The first is the Pontificator. This type’s niche is Facebook and LinkedIn, although it’s no stranger to other online biomes. Pontificators specialize in breezy posts designed to diminish competitors’ standing without making specific (and therefore refutable) accusations. They frequently portray themselves as public-spirited outsiders challenging parochial, clubby insiders. And they are deliberately informal and conversational. Pontificators try hard to seem relatable—too hard, in fact. What’s intended to convey sincerity and relatability in fact comes across as cringey and unserious.
The second is the Mannequin. This one thrives on visual-media platforms. The Mannequin is a master of camouflage. Every photo op is perfectly staged. Every utterance is a pristine, poll-tested platitude. Eager to be seen with more established and influential figures, the Mannequin thrives by free-riding off the social status of others. The governing agenda—if there is one—is a mile wide and an inch deep. Calling the Mannequin superficial is like calling the Pope Catholic: strictly speaking true, but it’s such a massive understatement that the similarity conceals more than it reveals.
What all Very Online Candidates have in common is the habit of conflating talking and doing.

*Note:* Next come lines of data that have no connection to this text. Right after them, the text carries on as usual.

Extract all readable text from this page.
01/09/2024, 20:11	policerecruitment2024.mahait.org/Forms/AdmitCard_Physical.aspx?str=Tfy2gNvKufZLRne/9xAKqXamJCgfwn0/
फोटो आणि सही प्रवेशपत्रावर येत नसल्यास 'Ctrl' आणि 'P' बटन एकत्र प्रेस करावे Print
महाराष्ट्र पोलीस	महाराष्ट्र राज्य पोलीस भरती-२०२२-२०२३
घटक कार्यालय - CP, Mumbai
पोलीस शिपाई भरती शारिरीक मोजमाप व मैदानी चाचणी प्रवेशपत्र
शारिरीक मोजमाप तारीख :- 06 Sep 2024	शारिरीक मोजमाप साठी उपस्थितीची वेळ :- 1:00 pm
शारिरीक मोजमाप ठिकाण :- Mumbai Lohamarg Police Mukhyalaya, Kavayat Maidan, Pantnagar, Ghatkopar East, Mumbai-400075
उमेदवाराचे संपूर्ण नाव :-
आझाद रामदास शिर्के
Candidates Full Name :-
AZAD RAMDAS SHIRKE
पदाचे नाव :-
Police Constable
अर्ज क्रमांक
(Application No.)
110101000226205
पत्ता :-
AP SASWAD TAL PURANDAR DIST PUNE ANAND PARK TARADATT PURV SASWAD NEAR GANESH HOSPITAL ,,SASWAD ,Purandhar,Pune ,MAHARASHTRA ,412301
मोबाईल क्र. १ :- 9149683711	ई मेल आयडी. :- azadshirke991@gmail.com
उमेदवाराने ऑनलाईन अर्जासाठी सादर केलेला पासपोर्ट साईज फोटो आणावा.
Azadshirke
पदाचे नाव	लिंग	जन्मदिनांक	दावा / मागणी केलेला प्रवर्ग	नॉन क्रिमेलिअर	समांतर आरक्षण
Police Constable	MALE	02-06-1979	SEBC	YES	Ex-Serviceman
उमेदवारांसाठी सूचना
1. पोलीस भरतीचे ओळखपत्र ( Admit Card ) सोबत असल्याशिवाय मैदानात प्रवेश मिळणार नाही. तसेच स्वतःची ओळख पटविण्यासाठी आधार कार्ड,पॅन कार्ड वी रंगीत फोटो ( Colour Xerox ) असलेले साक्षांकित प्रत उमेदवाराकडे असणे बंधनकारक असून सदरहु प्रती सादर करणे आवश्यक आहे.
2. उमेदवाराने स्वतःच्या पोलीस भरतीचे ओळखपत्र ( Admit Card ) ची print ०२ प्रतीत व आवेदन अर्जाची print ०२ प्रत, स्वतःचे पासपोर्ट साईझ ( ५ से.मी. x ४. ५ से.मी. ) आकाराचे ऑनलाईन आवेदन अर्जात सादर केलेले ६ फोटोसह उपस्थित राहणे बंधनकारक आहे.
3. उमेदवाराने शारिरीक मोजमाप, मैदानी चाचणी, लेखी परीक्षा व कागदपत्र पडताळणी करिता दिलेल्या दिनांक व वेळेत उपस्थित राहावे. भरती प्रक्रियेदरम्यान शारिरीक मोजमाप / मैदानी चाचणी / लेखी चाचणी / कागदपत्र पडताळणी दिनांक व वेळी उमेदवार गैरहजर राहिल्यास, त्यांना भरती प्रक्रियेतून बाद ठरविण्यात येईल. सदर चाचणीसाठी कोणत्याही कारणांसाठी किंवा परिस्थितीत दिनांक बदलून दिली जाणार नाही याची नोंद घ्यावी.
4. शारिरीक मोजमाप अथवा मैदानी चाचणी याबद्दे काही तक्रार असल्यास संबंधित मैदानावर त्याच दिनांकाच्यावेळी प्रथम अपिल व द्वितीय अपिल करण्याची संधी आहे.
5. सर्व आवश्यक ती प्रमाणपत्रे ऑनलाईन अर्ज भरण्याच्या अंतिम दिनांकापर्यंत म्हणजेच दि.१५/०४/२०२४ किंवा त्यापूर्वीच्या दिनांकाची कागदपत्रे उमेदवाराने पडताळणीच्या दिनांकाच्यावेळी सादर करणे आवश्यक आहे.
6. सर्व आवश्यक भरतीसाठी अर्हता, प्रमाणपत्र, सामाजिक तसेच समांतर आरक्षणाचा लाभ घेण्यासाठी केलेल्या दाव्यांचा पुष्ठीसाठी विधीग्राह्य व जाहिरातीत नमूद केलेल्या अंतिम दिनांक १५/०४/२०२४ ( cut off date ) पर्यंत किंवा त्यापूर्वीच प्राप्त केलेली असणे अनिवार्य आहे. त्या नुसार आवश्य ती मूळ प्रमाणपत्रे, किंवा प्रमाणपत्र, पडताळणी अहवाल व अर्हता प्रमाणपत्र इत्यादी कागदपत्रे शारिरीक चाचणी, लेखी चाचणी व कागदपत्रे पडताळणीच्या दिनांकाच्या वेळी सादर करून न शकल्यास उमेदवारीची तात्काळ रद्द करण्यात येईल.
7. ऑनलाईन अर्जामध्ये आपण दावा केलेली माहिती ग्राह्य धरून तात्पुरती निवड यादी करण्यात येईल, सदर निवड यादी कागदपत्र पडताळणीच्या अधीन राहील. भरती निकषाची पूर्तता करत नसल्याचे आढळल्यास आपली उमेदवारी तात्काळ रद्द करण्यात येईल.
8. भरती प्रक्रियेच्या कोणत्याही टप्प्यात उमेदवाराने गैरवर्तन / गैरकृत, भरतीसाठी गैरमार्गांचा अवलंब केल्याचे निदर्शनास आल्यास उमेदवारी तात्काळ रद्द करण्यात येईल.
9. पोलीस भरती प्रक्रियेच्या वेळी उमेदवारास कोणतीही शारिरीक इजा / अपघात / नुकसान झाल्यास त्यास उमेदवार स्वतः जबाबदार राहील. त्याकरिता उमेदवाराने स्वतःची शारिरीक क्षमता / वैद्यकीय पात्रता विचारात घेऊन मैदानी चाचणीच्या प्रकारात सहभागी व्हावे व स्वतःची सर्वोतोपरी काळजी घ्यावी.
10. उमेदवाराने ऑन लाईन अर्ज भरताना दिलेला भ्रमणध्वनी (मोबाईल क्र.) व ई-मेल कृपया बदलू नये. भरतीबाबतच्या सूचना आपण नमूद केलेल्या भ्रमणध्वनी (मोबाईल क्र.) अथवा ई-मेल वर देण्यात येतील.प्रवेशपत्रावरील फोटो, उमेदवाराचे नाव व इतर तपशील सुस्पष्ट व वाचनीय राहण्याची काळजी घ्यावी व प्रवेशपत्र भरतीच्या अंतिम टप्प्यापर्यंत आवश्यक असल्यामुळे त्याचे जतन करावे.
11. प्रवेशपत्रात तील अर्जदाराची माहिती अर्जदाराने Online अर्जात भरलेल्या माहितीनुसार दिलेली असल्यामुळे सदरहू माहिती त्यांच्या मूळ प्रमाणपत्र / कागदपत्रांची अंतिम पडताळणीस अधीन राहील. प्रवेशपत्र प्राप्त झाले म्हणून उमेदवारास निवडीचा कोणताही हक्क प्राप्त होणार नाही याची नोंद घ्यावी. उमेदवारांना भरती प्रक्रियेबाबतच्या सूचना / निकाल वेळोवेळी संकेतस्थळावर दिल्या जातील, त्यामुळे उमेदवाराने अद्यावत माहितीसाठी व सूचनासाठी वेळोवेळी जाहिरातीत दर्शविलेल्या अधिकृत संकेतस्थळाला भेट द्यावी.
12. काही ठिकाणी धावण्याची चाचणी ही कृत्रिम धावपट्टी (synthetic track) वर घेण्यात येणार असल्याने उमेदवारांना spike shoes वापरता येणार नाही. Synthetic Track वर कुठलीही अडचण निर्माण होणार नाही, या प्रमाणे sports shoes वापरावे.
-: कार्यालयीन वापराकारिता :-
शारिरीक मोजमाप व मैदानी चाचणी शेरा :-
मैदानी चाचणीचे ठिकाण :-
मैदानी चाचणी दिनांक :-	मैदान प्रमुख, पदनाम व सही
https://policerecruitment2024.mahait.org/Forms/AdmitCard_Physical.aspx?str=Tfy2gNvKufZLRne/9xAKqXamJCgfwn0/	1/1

What all Very Online Candidates have in common is the habit of conflating talking and doing. Often they have a background in activism, political organizing, or similar activities that elevate processes over outcomes and prioritize style over substance. They genuinely think the world responds more readily to emotive demands than cooperation through coalition-building. And, as Yuval Levin recognized, they treat civic institutions as platforms for self-promotion rather than formative structures that both require and reinforce good character.
In contrast to the always-be-posting style of Very Online Candidates are their more normal competitors, who use the internet in a responsible way: to organize town halls, release policy agendas, reach voters they might otherwise miss, and, when relevant, share something of their personal story. These campaigners are firmly rooted in actual, three-dimensional reality. They often have confronted hard trade-offs in their lives, such as sacrificing to make payroll so employees don’t go empty-handed during the holidays, or scrounging to ensure a church soup kitchen can feed the hungry. They are not saints—very few people are—but their virtues are real and eminently practical. Most importantly, they refuse to conduct their campaigns in a Very Online manner because they regard it as demeaning to the people they seek to serve.
Very Online Candidates ultimately disqualify themselves from public service. Politics is not a lifestyle brand, and governing is not performance art. Very Online Candidates offer the illusion of participation without the substance of leadership. Voters should demand better—not because seriousness is fashionable, but because the work of governing real people in the real world requires it.
Image Credit: Jørgen Roed, “An Artist Resting by the Roadside” (1832) via Wikimedia.






2 comments
Debra
This is a very funny and witty piece, BUT…
I am not really sure that there is such a thing as a responsible use of Internet, and, mea culpa, I am writing this on Internet, of course.
I am pretty sure that over time, the phenomenon of media itself, coupled with technological progress in media, is responsible for bottoming out our political process, and putting the American (and French) republics into crisis. Why ? Because it is impossible to govern in “real time”, and the Internet, by making real time “immediate”, not subject to any of the constraints of temporality, makes the people ungovernable and turns our republics into ochlocraties : government by opinion. So… what happens when we become ungovernable ? I will hazard that maybe what happens is what happened at the end of the Weimar republic : a political stalemate where nobody could have a shared vision of the COMMON GOOD, and the corrupt republic went down the tube in favor of something much darker. History never repeats itself in an identical manner, but there are definite patterns that are visible, and go way back in time.
Colin Gillette
I’m looking for a very online candidate who talks about immigration like their landlocked county is the new Ellis Island, where the only border they’ve crossed lately is between the recliner and the beer fridge.